Şehitler tepesi değil, diplomasi cephesi boş kalmamalı…

YORUM | ERHAN BAŞYURT 

Türkiye’nin Suriye’de verdiği şehit sayısı toplamda 200’ün üzerinde. 

Sadece İdlib’te son bir ayda verdiğimiz şehit sayısı 60’a yaklaştı. 

Tüm bu rakamlar, resmi olarak açıklanan şehit sayıları…

Türkiye’nin orada birlikte savaştığı veya ‘vekaleten savaştırdığı’ yerel gruplar ve radikal örgütlerin kayıplarının ne olduğu ise bilinmiyor.

***

Suriye’de iç savaş ve dış müdahaleler nedeniyle ülkesini terk etmek zorunda kalanların sayısı 8 milyon.

500 bin insan hayatını kaybetti. Aralarında bebekler de var.

Ülke içinde milyonlarca insan da yer değiştirmek zorunda kaldı.

Esed güçlerinin, silahlı muhalifleri yok etmek için yaptığı bombardımanlar ve sonrasında IŞİD’i bitirmek için yapılan havadan müdahaleler, bir çok Suriye şehrini şu an neredeyse yerle bir etmiş durumda…

***

Tüm bunları herkes az çok biliyor.

Gözlerimizin önünde yaşandı.

Peki, Türkiye’nin tam bu olayların göbeğinde ne işi var?

Türkiye, yıllarca silahlı muhalifler, yabancı cihatçılar, radikal örgütlerin lojistik üssü ve insan kaynağı limanı gibi hareket etti. 

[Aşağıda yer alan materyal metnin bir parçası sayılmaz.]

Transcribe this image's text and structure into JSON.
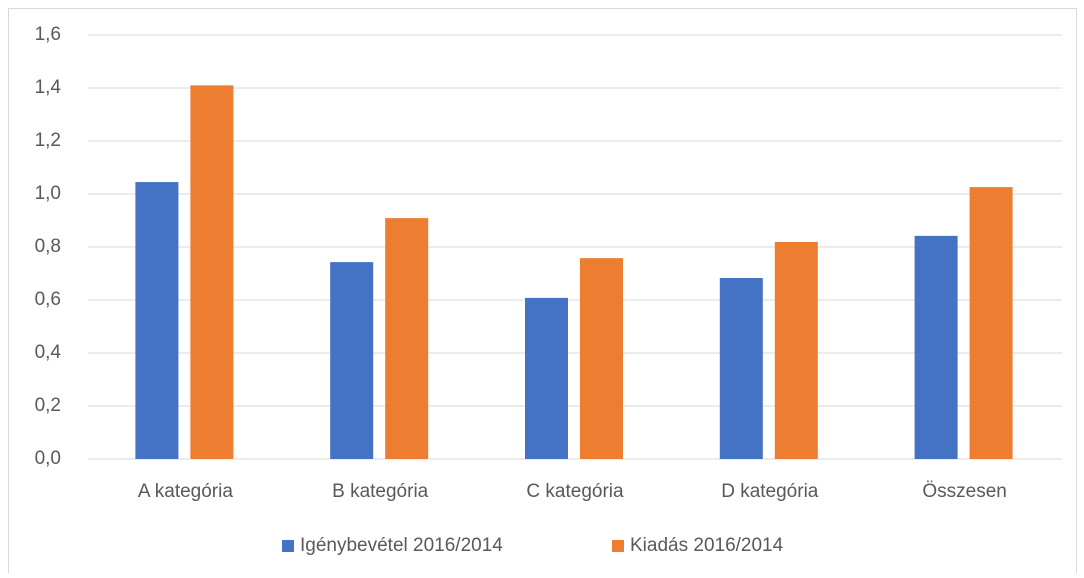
{
  "chart_data": {
    "type": "bar",
    "categories": [
      "A kategória",
      "B kategória",
      "C kategória",
      "D kategória",
      "Összesen"
    ],
    "series": [
      {
        "name": "Igénybevétel 2016/2014",
        "color": "#4472c4",
        "values": [
          1.045,
          0.743,
          0.608,
          0.683,
          0.842
        ]
      },
      {
        "name": "Kiadás 2016/2014",
        "color": "#ed7d31",
        "values": [
          1.41,
          0.909,
          0.758,
          0.819,
          1.026
        ]
      }
    ],
    "ylim": [
      0,
      1.6
    ],
    "yticks": [
      {
        "value": 0,
        "label": "0,0"
      },
      {
        "value": 0.2,
        "label": "0,2"
      },
      {
        "value": 0.4,
        "label": "0,4"
      },
      {
        "value": 0.6,
        "label": "0,6"
      },
      {
        "value": 0.8,
        "label": "0,8"
      },
      {
        "value": 1.0,
        "label": "1,0"
      },
      {
        "value": 1.2,
        "label": "1,2"
      },
      {
        "value": 1.4,
        "label": "1,4"
      },
      {
        "value": 1.6,
        "label": "1,6"
      }
    ],
    "grid": true,
    "legend": "bottom"
  }
}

Muhalifleri eğitti. Muhalif gruplara silah sevkıyatı yaptı.

Ünlü MİT TIR’ları vakası bu yasadışı sevkıyatlardan birine suçüstü yapılmasıdır.

Körfez ülkelerinden gelen silah ve mühimmatın, muhaliflere Türkiye üzerinden ulaşmasını sağladı.

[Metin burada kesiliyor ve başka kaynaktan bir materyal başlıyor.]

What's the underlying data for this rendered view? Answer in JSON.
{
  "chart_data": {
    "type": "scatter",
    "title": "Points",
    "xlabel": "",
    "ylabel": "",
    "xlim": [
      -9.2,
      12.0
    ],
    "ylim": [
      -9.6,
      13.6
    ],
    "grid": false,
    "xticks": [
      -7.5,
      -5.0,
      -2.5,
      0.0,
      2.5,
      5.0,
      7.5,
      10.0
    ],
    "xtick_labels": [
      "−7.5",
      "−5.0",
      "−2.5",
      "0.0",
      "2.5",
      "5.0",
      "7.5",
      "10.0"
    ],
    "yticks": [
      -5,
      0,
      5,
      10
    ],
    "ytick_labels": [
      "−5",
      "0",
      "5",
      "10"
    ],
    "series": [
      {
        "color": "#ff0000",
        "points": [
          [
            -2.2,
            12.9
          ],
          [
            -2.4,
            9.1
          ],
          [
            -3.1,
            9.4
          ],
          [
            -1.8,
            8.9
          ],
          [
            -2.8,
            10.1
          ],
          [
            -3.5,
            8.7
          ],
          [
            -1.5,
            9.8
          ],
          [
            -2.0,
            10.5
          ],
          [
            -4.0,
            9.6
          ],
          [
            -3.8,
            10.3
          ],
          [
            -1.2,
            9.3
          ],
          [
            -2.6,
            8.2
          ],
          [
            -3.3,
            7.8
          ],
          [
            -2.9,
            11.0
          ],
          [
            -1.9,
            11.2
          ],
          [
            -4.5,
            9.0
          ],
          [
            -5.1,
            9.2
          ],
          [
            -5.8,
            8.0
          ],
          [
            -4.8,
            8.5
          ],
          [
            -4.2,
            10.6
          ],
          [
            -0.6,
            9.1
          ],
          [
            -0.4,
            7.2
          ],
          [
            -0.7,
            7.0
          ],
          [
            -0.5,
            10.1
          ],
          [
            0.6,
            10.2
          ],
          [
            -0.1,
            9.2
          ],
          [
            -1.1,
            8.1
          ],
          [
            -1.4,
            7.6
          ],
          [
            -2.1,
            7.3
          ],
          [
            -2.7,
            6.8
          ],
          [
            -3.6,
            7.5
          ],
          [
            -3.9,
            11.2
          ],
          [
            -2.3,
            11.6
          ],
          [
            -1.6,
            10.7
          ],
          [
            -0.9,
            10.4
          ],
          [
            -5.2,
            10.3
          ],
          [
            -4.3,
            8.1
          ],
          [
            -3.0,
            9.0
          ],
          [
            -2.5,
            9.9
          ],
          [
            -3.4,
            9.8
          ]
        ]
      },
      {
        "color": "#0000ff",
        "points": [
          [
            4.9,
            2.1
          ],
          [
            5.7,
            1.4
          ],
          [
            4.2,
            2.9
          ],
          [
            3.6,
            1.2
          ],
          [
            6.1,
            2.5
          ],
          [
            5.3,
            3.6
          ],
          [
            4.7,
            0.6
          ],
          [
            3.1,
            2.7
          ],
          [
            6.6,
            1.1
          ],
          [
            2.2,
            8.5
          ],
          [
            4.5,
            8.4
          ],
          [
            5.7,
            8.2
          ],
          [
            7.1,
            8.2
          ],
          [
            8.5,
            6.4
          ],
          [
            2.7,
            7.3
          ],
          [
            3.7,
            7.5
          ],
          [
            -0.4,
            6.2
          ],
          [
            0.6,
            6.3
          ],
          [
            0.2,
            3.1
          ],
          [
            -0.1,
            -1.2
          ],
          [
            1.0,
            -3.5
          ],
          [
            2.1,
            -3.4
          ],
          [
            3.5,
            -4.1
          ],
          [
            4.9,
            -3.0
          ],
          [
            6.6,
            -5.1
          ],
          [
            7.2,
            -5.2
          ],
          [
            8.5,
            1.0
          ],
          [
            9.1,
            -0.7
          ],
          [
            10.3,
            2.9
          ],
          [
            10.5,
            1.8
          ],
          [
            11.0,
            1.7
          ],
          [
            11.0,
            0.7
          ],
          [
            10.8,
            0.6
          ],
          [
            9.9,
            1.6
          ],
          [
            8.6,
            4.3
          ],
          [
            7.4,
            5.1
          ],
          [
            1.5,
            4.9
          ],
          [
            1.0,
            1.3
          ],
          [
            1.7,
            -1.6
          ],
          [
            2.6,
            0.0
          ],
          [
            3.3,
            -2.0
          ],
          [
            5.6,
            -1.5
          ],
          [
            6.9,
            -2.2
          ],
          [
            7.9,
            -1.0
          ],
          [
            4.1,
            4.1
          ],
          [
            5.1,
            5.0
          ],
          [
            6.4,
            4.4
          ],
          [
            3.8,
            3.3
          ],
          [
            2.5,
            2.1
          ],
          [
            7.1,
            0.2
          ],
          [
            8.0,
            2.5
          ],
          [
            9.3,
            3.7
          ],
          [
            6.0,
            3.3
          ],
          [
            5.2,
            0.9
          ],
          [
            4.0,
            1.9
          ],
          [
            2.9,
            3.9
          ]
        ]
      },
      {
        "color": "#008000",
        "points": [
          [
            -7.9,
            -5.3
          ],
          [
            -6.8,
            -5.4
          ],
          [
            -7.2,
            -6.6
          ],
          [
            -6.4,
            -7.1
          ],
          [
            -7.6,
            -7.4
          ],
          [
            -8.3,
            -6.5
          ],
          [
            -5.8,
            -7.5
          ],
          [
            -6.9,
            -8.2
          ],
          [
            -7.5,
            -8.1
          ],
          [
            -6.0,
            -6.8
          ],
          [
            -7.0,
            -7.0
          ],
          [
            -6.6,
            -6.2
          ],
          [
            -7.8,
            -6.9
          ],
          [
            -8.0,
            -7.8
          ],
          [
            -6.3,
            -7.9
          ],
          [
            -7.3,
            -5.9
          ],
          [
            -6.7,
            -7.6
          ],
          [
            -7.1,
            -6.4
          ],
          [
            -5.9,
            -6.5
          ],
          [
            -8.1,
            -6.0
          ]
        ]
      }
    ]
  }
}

Hedef belliydi: Diktatör Esed rejimi devrilerek yerine daha demokratik ve özgür bir Suriye yönetiminin gelmesi sağlanacaktı…

***

Hesaplar tutmadı.

Esed’in ülke içinden sağladığı destek doğru tahmin edilemedi. 

İran ve Rusya’nın milis ve silah desteği, muhalifleri besleyen ülkelerin kendi aralarında ters düşmesi, iç savaşta oluşan boşlukta İŞID ve El Kaide’nin avantaj elde etmesi her şeyi ters yüz etti. 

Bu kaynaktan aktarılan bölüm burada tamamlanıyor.